A fully enclosed wave energy converter and effects of cable-based PTO on power absorption

Abstract

Abstract Existing wave energy converters (WECs) are limited by high unit energy costs, narrow bandwidths and vulnerability to seawater corrosion, making it difficult for wave energy to compete with solar and wind energy. This paper presents a fully enclosed WEC based on cable-driven parallel mechanisms, which absorbs energy from multiple directions to enhance the total energy absorption efficiency and bandwidth. The configuration of the inner cable-parallel mechanism (CDPM) is the key to this improved absorption efficiency.

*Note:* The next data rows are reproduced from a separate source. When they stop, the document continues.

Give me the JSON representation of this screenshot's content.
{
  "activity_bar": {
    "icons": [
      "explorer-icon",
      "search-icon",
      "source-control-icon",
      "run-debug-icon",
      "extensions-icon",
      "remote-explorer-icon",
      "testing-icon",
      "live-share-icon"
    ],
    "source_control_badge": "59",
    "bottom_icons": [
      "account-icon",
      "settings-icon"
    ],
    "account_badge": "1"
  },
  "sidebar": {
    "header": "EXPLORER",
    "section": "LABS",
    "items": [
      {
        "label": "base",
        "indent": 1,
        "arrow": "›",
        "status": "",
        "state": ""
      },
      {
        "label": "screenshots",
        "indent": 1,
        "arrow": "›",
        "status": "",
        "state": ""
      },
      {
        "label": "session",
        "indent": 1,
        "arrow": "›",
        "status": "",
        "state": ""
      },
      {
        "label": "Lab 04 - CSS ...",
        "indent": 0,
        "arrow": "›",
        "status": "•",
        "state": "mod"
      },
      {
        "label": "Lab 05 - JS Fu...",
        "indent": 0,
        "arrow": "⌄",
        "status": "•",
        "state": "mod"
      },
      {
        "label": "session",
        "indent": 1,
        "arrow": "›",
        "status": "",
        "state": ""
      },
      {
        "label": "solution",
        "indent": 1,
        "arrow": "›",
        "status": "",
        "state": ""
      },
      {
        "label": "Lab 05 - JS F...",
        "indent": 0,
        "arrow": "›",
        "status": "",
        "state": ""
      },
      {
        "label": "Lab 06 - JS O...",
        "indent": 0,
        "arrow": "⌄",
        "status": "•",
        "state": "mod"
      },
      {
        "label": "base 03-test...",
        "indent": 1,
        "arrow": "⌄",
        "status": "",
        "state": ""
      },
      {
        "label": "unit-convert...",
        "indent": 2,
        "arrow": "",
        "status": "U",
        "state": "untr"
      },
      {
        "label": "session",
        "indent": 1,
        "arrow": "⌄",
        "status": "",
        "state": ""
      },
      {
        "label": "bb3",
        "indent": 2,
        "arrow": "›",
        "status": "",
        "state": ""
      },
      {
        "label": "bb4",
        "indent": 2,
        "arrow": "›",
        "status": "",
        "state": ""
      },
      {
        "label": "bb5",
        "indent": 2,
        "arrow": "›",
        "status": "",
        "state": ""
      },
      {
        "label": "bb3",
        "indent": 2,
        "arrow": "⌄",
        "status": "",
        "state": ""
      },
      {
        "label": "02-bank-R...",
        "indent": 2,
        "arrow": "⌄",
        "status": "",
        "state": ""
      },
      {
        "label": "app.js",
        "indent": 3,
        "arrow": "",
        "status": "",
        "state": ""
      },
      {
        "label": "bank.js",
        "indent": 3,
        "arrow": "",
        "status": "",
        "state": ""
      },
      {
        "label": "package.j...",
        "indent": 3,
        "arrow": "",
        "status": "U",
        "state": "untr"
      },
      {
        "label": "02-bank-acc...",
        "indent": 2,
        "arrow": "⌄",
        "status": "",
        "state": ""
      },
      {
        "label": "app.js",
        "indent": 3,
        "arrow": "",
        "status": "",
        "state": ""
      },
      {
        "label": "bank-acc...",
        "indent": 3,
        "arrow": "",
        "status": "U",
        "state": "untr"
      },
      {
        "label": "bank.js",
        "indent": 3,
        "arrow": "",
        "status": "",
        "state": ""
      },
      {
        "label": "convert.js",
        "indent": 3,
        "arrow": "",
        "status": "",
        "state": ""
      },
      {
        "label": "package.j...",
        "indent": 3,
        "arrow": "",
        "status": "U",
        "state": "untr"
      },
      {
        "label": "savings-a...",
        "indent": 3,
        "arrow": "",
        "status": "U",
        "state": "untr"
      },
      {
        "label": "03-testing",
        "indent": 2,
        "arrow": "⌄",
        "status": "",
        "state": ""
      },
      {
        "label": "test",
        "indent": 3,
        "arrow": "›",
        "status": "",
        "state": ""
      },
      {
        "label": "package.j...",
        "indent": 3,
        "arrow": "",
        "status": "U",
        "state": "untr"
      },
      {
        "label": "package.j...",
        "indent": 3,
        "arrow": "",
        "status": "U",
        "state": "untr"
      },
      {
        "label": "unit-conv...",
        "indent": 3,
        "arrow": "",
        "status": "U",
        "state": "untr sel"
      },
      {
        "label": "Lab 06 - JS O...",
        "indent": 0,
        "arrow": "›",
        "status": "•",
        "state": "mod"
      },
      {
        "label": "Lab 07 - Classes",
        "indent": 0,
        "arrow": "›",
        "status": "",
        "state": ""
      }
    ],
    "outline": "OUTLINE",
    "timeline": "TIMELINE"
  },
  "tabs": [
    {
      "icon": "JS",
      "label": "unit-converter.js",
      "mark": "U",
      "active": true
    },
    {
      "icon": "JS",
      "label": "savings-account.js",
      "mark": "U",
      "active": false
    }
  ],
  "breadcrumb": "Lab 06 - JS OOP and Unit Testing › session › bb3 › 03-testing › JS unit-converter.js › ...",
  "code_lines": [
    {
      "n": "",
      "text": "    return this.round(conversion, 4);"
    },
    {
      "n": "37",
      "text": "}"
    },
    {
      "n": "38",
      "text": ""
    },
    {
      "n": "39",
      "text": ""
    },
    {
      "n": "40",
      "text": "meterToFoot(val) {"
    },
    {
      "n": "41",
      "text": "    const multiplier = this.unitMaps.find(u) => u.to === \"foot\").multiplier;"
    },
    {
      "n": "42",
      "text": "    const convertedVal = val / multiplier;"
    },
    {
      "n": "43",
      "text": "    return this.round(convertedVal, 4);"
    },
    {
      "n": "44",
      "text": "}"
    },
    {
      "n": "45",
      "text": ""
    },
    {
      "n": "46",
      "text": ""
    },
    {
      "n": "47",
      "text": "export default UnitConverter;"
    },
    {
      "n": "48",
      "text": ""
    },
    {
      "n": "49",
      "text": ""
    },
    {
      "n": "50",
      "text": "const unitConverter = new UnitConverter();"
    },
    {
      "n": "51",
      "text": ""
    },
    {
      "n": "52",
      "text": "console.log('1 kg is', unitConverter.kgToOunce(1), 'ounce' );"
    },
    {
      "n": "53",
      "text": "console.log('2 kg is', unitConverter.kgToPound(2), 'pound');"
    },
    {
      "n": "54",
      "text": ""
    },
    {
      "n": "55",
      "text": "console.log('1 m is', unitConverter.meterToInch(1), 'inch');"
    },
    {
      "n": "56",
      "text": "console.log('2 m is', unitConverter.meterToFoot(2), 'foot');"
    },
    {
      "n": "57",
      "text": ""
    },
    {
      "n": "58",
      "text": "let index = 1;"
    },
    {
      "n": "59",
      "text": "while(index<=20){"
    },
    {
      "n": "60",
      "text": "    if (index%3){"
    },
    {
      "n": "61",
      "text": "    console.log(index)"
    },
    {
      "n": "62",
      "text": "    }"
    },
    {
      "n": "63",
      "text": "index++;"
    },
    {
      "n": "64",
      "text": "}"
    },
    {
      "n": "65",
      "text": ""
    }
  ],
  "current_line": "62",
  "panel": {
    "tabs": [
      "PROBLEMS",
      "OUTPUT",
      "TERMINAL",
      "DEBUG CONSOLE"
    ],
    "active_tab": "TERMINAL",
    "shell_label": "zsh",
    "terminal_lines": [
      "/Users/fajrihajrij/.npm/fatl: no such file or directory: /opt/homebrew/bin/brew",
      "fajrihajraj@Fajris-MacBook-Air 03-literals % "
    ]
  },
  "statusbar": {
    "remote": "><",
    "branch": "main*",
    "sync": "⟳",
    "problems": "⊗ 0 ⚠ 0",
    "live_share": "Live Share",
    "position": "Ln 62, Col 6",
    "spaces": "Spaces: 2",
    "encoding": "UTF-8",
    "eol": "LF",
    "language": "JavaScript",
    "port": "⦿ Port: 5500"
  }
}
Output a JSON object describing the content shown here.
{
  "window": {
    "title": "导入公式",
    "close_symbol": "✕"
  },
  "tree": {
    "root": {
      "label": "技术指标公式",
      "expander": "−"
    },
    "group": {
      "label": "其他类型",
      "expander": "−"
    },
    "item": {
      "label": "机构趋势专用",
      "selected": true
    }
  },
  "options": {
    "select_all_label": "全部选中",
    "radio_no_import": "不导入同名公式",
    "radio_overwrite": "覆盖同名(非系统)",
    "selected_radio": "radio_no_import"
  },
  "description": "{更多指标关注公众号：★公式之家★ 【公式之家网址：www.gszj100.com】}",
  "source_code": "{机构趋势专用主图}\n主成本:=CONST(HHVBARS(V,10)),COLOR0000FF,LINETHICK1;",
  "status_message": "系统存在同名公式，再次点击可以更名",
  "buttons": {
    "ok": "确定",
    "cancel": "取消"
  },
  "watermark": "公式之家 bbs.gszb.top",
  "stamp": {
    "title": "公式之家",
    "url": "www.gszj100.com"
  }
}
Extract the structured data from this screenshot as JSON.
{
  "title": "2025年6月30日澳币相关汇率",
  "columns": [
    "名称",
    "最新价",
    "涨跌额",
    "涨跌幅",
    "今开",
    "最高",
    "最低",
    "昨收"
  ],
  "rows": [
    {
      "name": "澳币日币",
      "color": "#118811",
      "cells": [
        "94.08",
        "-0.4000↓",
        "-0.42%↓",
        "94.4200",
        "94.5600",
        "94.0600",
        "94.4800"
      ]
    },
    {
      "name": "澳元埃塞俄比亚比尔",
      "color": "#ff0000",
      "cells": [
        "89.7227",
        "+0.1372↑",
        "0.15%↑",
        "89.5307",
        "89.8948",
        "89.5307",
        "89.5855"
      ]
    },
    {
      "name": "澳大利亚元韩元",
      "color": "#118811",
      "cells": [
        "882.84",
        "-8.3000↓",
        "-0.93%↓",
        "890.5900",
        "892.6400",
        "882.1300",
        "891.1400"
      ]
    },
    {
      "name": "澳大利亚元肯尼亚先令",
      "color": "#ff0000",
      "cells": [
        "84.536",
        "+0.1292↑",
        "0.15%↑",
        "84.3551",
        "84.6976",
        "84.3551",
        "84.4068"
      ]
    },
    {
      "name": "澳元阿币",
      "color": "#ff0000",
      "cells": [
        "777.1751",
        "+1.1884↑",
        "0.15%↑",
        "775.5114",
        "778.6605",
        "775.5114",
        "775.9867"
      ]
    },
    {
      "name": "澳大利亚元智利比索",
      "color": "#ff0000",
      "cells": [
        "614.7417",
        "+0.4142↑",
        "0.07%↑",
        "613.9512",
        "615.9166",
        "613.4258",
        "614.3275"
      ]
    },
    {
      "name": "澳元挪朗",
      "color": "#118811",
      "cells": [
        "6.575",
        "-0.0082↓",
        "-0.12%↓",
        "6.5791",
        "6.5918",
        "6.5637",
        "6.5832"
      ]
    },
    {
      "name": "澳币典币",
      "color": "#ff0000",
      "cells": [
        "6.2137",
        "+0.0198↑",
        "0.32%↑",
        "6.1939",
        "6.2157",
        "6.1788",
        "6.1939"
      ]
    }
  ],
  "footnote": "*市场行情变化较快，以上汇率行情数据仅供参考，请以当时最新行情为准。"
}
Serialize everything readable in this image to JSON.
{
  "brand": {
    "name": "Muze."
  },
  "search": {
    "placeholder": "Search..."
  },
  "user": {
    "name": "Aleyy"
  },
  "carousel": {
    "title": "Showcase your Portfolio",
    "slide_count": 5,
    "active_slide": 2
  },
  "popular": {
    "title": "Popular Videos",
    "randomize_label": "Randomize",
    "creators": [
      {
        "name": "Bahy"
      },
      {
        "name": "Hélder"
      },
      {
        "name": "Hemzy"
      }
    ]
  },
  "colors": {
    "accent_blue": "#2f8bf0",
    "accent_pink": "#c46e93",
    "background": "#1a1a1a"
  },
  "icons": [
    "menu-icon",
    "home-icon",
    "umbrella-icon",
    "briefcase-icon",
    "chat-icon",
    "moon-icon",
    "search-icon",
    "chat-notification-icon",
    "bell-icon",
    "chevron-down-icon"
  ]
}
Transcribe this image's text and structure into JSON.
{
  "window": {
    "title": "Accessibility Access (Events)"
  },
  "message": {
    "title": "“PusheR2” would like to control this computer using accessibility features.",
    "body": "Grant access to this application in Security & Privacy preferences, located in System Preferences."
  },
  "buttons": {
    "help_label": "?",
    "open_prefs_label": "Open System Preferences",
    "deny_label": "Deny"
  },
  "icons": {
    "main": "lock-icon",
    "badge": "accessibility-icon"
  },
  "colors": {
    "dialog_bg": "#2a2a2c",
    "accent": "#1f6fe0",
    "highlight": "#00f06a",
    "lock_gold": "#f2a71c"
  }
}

A configuration synthesis method of cable-driven parallel mechanisms is proposed to generate more configurations for the fully enclosed WEC. The motion equation of the fully enclosed WEC is derived to evaluate the power absorption performance. Moreover, a configuration synthesis method for realizing n-DOF configurations in the fully constrained CDPMs is proposed, and the configurations of these n-DOF fully-constrained CDPMs with (n + 1) cables are acquired. Then, the power absorption performance under different PTO parameters and wave frequencies is calculated, and the effects of the CDPM configuration are investigated. The results indicate that the proposed WECs exhibit excellent performance in mean absorbed power and bandwidth. Several principles for configuration selection are provided to further improve the performance of the CDPM-based fully enclosed WEC.